Transcription factor-dependent chromatin remodeling at heat shock and copper-responsive promoters in Chlamydomonas reinhardtii.

How transcription factors affect chromatin structure to regulate gene expression in response to changes in environmental conditions is poorly understood in the green lineage. To shed light on this issue, we used chromatin immunoprecipitation and formaldehyde-assisted isolation of regulatory elements to investigate the chromatin structure at target genes of HSF1 and CRR1, key transcriptional regulators of the heat shock and copper starvation responses, respectively, in the unicellular green alga Chlamydomonas reinhardtii. Generally, we detected lower nucleosome occupancy, higher levels of histone H3/4 acetylation, and lower levels of histone H3 Lys 4 (H3K4) monomethylation at promoter regions of active genes compared with inactive promoters and transcribed and intergenic regions. Specifically, we find that activated HSF1 and CRR1 transcription factors mediate the acetylation of histones H3/4, nucleosome eviction, remodeling of the H3K4 mono- and dimethylation marks, and transcription initiation/elongation.
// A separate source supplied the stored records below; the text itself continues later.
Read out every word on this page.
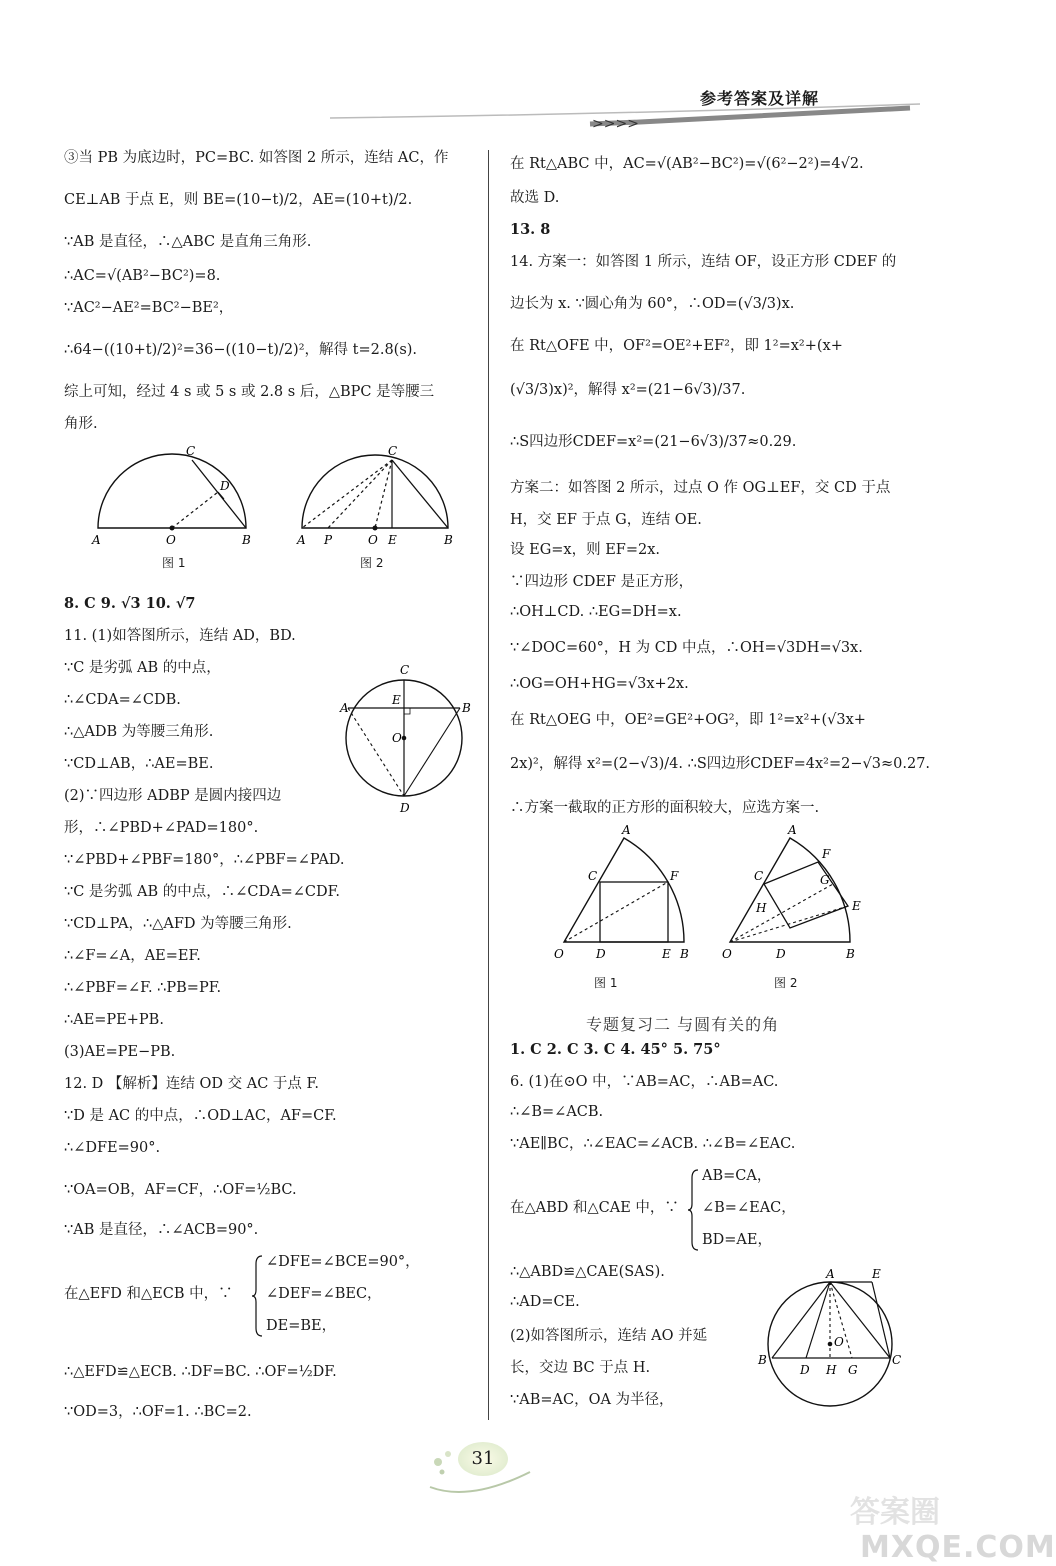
参考答案及详解
>>>>
③当 PB 为底边时，PC=BC. 如答图 2 所示，连结 AC，作
CE⊥AB 于点 E，则 BE=(10−t)/2，AE=(10+t)/2.
∵AB 是直径，∴△ABC 是直角三角形.
∴AC=√(AB²−BC²)=8.
∵AC²−AE²=BC²−BE²，
∴64−((10+t)/2)²=36−((10−t)/2)²，解得 t=2.8(s).
综上可知，经过 4 s 或 5 s 或 2.8 s 后，△BPC 是等腰三
角形.
C
D
A	O	B
C
A P	O E	B
图 1	图 2
8. C 9. √3 10. √7
11. (1)如答图所示，连结 AD，BD.
∵C 是劣弧 AB 的中点，
∴∠CDA=∠CDB.
∴△ADB 为等腰三角形.
∵CD⊥AB，∴AE=BE.
(2)∵四边形 ADBP 是圆内接四边
形，∴∠PBD+∠PAD=180°.
∵∠PBD+∠PBF=180°，∴∠PBF=∠PAD.
∵C 是劣弧 AB 的中点，∴∠CDA=∠CDF.
∵CD⊥PA，∴△AFD 为等腰三角形.
∴∠F=∠A，AE=EF.
∴∠PBF=∠F. ∴PB=PF.
∴AE=PE+PB.
(3)AE=PE−PB.
C
E
A	B
O
D
12. D 【解析】连结 OD 交 AC 于点 F.
∵D 是 AC 的中点，∴OD⊥AC，AF=CF.
∴∠DFE=90°.
∵OA=OB，AF=CF，∴OF=½BC.
∵AB 是直径，∴∠ACB=90°.
在△EFD 和△ECB 中，∵
∠DFE=∠BCE=90°，
∠DEF=∠BEC，
DE=BE，
∴△EFD≌△ECB. ∴DF=BC. ∴OF=½DF.
∵OD=3，∴OF=1. ∴BC=2.
在 Rt△ABC 中，AC=√(AB²−BC²)=√(6²−2²)=4√2.
故选 D.
13. 8
14. 方案一：如答图 1 所示，连结 OF，设正方形 CDEF 的
边长为 x. ∵圆心角为 60°，∴OD=(√3/3)x.
在 Rt△OFE 中，OF²=OE²+EF²，即 1²=x²+(x+
(√3/3)x)²，解得 x²=(21−6√3)/37.
∴S四边形CDEF=x²=(21−6√3)/37≈0.29.
方案二：如答图 2 所示，过点 O 作 OG⊥EF，交 CD 于点
H，交 EF 于点 G，连结 OE.
设 EG=x，则 EF=2x.
∵四边形 CDEF 是正方形，
∴OH⊥CD. ∴EG=DH=x.
∵∠DOC=60°，H 为 CD 中点，∴OH=√3DH=√3x.
∴OG=OH+HG=√3x+2x.
在 Rt△OEG 中，OE²=GE²+OG²，即 1²=x²+(√3x+
2x)²，解得 x²=(2−√3)/4. ∴S四边形CDEF=4x²=2−√3≈0.27.
∴方案一截取的正方形的面积较大，应选方案一.
A
C	F
O	D	E B
A
C
F
G
H	E
O	D	B
图 1	图 2
专题复习二 与圆有关的角
1. C 2. C 3. C 4. 45° 5. 75°
6. (1)在⊙O 中，∵AB=AC，∴AB=AC.
∴∠B=∠ACB.
∵AE∥BC，∴∠EAC=∠ACB. ∴∠B=∠EAC.
在△ABD 和△CAE 中，∵
AB=CA，
∠B=∠EAC，
BD=AE，
∴△ABD≌△CAE(SAS).
∴AD=CE.
(2)如答图所示，连结 AO 并延
长，交边 BC 于点 H.
∵AB=AC，OA 为半径，
A	E
O
B
D H G
C
31
答案圈
MXQE.COM
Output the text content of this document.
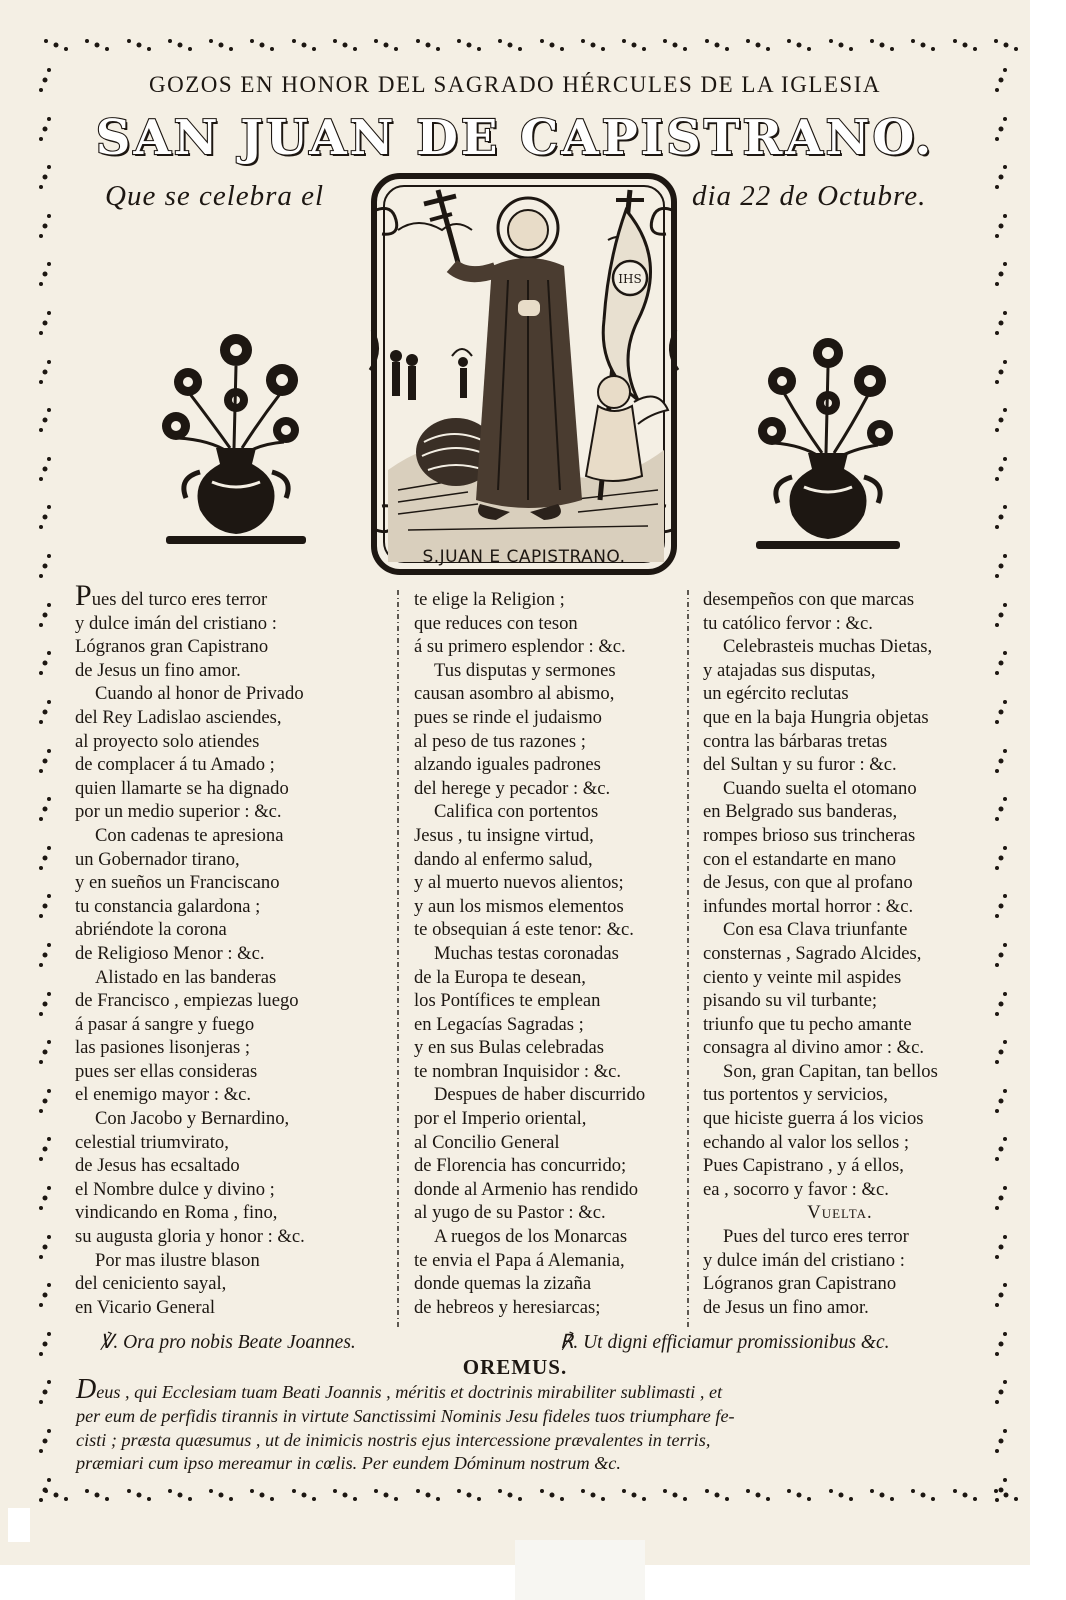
GOZOS EN HONOR DEL SAGRADO HÉRCULES DE LA IGLESIA
SAN JUAN DE CAPISTRANO.
Que se celebra el	dia 22 de Octubre.
IHS
S.JUAN E CAPISTRANO.

Pues del turco eres terror

y dulce imán del cristiano :

Lógranos gran Capistrano

de Jesus un fino amor.

Cuando al honor de Privado

del Rey Ladislao asciendes,

al proyecto solo atiendes

de complacer á tu Amado ;

quien llamarte se ha dignado

por un medio superior : &c.

Con cadenas te apresiona

un Gobernador tirano,

y en sueños un Franciscano

tu constancia galardona ;

abriéndote la corona

de Religioso Menor : &c.

Alistado en las banderas

de Francisco , empiezas luego

á pasar á sangre y fuego

las pasiones lisonjeras ;

pues ser ellas consideras

el enemigo mayor : &c.

Con Jacobo y Bernardino,

celestial triumvirato,

de Jesus has ecsaltado

el Nombre dulce y divino ;

vindicando en Roma , fino,

su augusta gloria y honor : &c.

Por mas ilustre blason

del ceniciento sayal,

en Vicario General

te elige la Religion ;

que reduces con teson

á su primero esplendor : &c.

Tus disputas y sermones

causan asombro al abismo,

pues se rinde el judaismo

al peso de tus razones ;

alzando iguales padrones

del herege y pecador : &c.

Califica con portentos

Jesus , tu insigne virtud,

dando al enfermo salud,

y al muerto nuevos alientos;

y aun los mismos elementos

te obsequian á este tenor: &c.

Muchas testas coronadas

de la Europa te desean,

los Pontífices te emplean

en Legacías Sagradas ;

y en sus Bulas celebradas

te nombran Inquisidor : &c.

Despues de haber discurrido

por el Imperio oriental,

al Concilio General

de Florencia has concurrido;

donde al Armenio has rendido

al yugo de su Pastor : &c.

A ruegos de los Monarcas

te envia el Papa á Alemania,

donde quemas la zizaña

de hebreos y heresiarcas;

desempeños con que marcas

tu católico fervor : &c.

Celebrasteis muchas Dietas,

y atajadas sus disputas,

un egército reclutas

que en la baja Hungria objetas

contra las bárbaras tretas

del Sultan y su furor : &c.

Cuando suelta el otomano

en Belgrado sus banderas,

rompes brioso sus trincheras

con el estandarte en mano

de Jesus, con que al profano

infundes mortal horror : &c.

Con esa Clava triunfante

consternas , Sagrado Alcides,

ciento y veinte mil aspides

pisando su vil turbante;

triunfo que tu pecho amante

consagra al divino amor : &c.

Son, gran Capitan, tan bellos

tus portentos y servicios,

que hiciste guerra á los vicios

echando al valor los sellos ;

Pues Capistrano , y á ellos,

ea , socorro y favor : &c.

Vuelta.

Pues del turco eres terror

y dulce imán del cristiano :

Lógranos gran Capistrano

de Jesus un fino amor.

℣. Ora pro nobis Beate Joannes.	℟. Ut digni efficiamur promissionibus &c.
OREMUS.

Deus , qui Ecclesiam tuam Beati Joannis , méritis et doctrinis mirabiliter sublimasti , et

per eum de perfidis tirannis in virtute Sanctissimi Nominis Jesu fideles tuos triumphare fe-

cisti ; præsta quæsumus , ut de inimicis nostris ejus intercessione prævalentes in terris,

præmiari cum ipso mereamur in cœlis. Per eundem Dóminum nostrum &c.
By this, HSF1 and CRR1 quite individually remodel and activate target promoters that may be inactive and embedded into closed chromatin (HSP22F/CYC6) or weakly active and embedded into partially opened (CPX1) or completely opened chromatin (HSP70A/CRD1). We also observed HSF1-independent histone H3/4 deacetylation at the RBCS2 promoter after heat shock, suggesting interplay of specific and presumably more generally acting factors to adapt gene expression to the new requirements of a changing environment.